I don't know the work of Frederick Newmeyer, but I'll be sure to look him up now. And Geoffrey Pullum was the Great Eskimo Snow Hoax guy?! I only know him at third-hand from The Language Instinct, but he just shot to the top of my reading list. What is Language Log, actually? Who are the posters and what kind of relationship do they have with each other? I couldn't find any information on the site itself, am I just not looking hard enough?

[identity profile] walkingshadow.livejournal.com 2005-01-28 05:39 pm (UTC)(link)
Okay, I just remembered about word-based morphology that we made rules by relating the words to each other (with arrows ;-p). So it would be [X] --> [Xz] for the plural (plus all attendant information), and [VCX] --> [VCinX] (to make up an infixation example where V and C are the first vowel and consonant of the word, X is any phonological information that comes after, and 'in' is obviously the infix). And what was so great is that the arrows were BIDIRECTIONAL, which is how backformation just falls out of the model. And you could have more than two words related to each other; to get something like nuclear physicist (not a physicist who is nuclear, but a person who studies nuclear physics), you relate [physics] to [physicist], [physics] to [nuclear physics], and then both [physicist] and [nuclear physics] to get [nuclear physicist] with the definition we all know intuitively.
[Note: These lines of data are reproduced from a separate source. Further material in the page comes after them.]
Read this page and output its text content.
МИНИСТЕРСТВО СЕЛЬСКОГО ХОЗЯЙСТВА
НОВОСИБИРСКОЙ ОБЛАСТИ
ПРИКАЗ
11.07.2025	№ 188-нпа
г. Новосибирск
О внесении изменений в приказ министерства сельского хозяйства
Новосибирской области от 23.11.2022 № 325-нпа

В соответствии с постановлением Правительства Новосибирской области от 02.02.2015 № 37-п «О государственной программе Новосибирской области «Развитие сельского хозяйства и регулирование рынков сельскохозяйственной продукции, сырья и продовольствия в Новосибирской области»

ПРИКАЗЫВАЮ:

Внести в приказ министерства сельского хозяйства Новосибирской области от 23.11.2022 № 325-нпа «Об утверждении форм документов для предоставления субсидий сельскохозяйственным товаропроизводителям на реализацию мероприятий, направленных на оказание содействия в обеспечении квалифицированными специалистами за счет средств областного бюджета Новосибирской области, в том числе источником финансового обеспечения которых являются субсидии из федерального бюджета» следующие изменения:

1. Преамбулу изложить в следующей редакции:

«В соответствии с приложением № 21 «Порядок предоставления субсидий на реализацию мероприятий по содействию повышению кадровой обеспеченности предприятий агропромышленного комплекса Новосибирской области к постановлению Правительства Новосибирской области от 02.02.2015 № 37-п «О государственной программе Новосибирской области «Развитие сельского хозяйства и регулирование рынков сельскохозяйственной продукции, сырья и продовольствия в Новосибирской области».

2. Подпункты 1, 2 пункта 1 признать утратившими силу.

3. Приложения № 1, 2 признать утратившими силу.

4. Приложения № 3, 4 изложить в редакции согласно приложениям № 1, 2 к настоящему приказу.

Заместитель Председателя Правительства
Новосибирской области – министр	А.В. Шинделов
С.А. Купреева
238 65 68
I hope I'm remembering this right.

Hi, I go to UF and they screw me out of money too!

[identity profile] summerbutterfly.livejournal.com 2005-01-28 07:07 am (UTC)(link)
I'll spend my day tomorrow first at the Office for Student Financial Affairs (JOY) to see if I can get the money back if I register for more credits (because on the grand master list of Things To Do, "owe the University a couple of thousand dollars" is duking it out with "invest in some syringes and work on a heroin habit" for dead last).

Ok, so it's not me and the OSF really does suck all kinds of ass? I got a great letter from them telling me I owed almost $1200 because my loan didn't even cover SIX credits about a week ago. Boy did that cause the dance of joy.

Are you grad student or undergrad? Thesis implies grad...but hey, what really do I know? (according to my advisor...nothing...particularly about my future career path.)

Re: Hi, I go to UF and they screw me out of money too!

[identity profile] walkingshadow.livejournal.com 2005-01-28 08:10 am (UTC)(link)
It's not you, and any day I ever have to deal with bureaucracy is not going to be a good day. My problem (I don't know if it's the same for you) is that my scholarship won't kick in at all because I'm under-enrolled. I'm just hoping I can set it right one way or another.

I'm an undergrad, looking to graduate at the end of this semester. The thesis I keep talking about is the honors thesis you can produce in your major to attempt to graduate with high or highest honors. At this point, that may or may not happen. :-p

As for not knowing anything about your future career path? I don't know if you're in good company, but there are certainly quite a lot of us.